One may wonder whether nature itself doesn't have a favored set of units. Does it? In fact, around 1900 Max Planck already pointed out that a particular combination of the fundamental constants of nature could be used to define a ‘natural’ system of units of space, time and mass instead of the standard one. The Planck units involve the fundamental constants of gravity (Gn), of relativity (c) and of quantum theory (h). These are called the Planck length, time and mass, and their definitions are given in the side bar. These are the fundamental scales that are intrinsically encoded in the data we retrieved from our physical world.

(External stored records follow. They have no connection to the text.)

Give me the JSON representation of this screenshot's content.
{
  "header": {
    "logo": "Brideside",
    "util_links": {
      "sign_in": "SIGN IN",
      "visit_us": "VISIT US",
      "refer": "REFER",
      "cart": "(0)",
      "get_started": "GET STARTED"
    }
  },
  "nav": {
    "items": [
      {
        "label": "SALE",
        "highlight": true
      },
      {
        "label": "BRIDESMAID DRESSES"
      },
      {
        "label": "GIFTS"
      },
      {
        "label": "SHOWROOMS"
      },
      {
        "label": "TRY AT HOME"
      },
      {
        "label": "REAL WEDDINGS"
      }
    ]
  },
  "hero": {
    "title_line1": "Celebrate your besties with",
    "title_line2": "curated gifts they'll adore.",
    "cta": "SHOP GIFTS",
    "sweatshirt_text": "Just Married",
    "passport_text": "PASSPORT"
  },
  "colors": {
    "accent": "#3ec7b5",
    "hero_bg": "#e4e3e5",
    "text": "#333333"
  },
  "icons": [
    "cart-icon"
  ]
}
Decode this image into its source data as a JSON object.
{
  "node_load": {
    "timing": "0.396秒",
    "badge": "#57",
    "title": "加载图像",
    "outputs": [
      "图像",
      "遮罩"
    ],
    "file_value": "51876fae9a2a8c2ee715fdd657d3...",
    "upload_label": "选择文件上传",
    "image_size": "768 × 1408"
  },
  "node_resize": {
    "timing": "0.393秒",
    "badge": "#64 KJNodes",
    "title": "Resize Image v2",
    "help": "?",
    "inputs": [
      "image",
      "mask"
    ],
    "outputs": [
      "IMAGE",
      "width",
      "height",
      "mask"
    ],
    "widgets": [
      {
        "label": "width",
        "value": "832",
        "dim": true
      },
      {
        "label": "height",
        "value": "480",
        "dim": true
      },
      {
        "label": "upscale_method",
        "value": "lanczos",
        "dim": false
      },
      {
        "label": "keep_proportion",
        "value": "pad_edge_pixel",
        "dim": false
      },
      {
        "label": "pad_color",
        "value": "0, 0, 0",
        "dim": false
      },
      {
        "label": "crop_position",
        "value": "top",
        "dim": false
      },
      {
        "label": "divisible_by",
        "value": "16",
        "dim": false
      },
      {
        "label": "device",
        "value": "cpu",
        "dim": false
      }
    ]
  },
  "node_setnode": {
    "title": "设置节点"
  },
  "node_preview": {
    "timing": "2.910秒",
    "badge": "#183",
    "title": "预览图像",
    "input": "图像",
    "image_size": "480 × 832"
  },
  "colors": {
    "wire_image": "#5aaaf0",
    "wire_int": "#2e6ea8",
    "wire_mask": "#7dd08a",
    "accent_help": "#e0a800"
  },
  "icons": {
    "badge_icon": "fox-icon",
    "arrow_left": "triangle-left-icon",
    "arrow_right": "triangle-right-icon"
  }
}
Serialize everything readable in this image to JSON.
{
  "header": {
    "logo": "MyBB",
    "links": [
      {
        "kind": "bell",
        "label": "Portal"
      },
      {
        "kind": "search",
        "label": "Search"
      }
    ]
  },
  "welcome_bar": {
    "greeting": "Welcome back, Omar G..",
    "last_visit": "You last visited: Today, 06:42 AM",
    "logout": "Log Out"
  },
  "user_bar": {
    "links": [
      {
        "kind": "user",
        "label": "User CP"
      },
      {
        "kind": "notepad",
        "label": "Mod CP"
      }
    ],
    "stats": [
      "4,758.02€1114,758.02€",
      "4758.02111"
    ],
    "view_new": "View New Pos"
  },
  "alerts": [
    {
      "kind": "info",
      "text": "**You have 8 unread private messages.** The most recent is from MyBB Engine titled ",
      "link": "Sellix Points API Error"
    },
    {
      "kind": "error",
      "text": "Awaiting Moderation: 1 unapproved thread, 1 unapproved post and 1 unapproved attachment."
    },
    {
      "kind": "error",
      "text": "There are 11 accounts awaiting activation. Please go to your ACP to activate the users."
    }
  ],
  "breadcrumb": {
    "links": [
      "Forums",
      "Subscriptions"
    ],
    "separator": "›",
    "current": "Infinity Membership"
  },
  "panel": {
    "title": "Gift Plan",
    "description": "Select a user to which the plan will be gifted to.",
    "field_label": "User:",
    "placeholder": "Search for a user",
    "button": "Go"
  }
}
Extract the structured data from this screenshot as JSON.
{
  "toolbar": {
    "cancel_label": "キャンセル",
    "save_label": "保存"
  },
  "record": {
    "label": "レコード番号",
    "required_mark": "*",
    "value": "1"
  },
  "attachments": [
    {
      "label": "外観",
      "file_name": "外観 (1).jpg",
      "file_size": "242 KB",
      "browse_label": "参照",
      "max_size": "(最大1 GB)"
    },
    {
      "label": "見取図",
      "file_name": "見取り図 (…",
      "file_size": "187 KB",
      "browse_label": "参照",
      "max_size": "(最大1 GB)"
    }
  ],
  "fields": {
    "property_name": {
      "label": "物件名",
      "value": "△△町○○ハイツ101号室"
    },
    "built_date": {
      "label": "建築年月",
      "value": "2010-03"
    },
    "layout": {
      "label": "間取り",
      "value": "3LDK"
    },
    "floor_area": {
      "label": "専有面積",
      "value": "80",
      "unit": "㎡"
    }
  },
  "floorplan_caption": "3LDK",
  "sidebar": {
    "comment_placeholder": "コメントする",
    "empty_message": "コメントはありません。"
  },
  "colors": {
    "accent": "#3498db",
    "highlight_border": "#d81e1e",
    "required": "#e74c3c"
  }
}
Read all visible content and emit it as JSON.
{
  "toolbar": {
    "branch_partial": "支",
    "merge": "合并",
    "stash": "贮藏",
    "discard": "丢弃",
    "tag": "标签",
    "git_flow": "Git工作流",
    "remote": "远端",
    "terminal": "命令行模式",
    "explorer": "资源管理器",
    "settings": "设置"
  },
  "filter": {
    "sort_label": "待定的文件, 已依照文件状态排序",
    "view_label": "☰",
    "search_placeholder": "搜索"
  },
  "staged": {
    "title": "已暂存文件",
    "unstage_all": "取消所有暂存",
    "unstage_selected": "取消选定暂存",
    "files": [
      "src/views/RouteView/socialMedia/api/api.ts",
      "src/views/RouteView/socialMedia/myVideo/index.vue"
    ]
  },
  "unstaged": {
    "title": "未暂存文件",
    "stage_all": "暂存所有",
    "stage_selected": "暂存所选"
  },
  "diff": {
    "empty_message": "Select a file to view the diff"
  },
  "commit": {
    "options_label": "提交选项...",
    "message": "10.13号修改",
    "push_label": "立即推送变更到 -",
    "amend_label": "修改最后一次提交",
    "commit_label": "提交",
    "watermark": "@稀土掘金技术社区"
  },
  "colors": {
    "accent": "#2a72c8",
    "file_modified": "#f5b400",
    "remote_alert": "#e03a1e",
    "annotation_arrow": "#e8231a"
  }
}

There is another evocative way to characterize today's grand picture of physics, using an imaginary magical cube positioned in the ‘space of theories’ (see figure on page 94). Looking at this magical cube, one sees the network of equations we have been discussing in yet another perspective. It is a different – three-dimensional – representation of the ‘map of contents’ presented at the beginning of the book. The great turning points in physics are positioned at the corners of this cube. At the lower back edge, labeled by Newton's constant, we find the Newtonian physics (mechanical and gravitational theory) we have been harassed with in high school. The Theory of Special Relativity connected to the universality of the velocity of light opened up a new dimension, as symbolized by the bottom plane coming out of the page. But as explained before, the Special Theory was still in conflict with the Newtonian theory of gravity, a conflict that was eventually resolved by the General Theory of Relativity, where gravity was identified with the curvature of space-time.